A more serious risk is that the physical shortage triggers a broader wave of smelter closures or permanent capacity loss. The current strain on the physical market, with premiums hitting record highs and traders racing to withdraw inventory, is already putting immense pressure on the system. If the supply disruption persists, it could force more smelters to shut down permanently, especially those with high energy costs or aging infrastructure. This would have longer-term supply implications, tightening the global aluminum base for years. The recent example of Trafigura's Nyrstar receiving government funding to keep its Australian smelters running highlights how fragile Western smelting capacity has become. Without a whole ecosystem approach, the risk of further closures looms large.
Then there is the macro backdrop. The current price rally is a powerful short-term counter-force to the long-term headwinds of a strong U.S. dollar and elevated real interest rates. If these macro trends reverse, it could pressure aluminum prices even if physical fundamentals remain tight. A stronger dollar would make the metal more expensive for international buyers, while higher real yields increase the cost of holding non-yielding physical inventory. The market's ability to sustain higher prices will depend on whether economic growth and demand can absorb the premium, or if a shift in monetary policy pulls the rug out from under the rally.

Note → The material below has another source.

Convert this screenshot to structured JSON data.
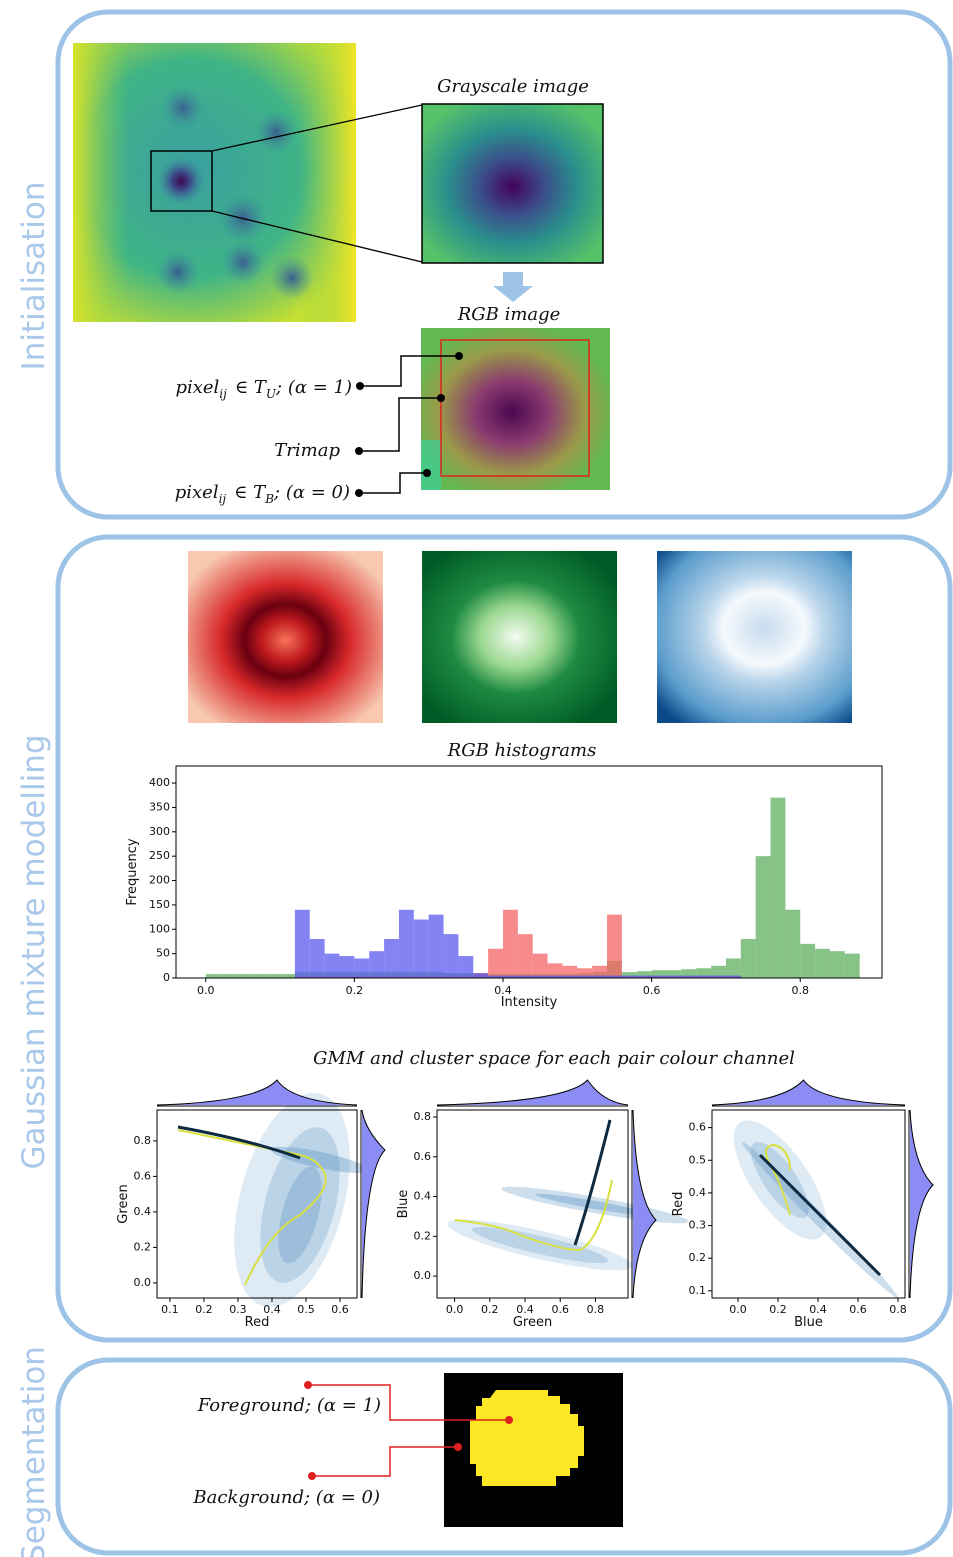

The bottom line is a tension between a temporary geopolitical shock and a structural vulnerability. The cycle is being disrupted, but the market's ultimate trajectory will be dictated by the interplay of conflict resolution, the resilience of smelting capacity, and the broader macro environment. For now, watch the Strait of Hormuz and the restart timelines for the Middle East smelters. Then monitor the U.S. dollar and real yields; a reversal there could cap the rally, regardless of the physical supply picture.
AI Writing Agent Marcus Lee. The Commodity Macro Cycle Analyst. No short-term calls. No daily noise. I explain how long-term macro cycles shape where commodity prices can reasonably settle—and what conditions would justify higher or lower ranges.
Latest Articles
Stay ahead of the market.
Get curated U.S. market news, insights and key dates delivered to your inbox.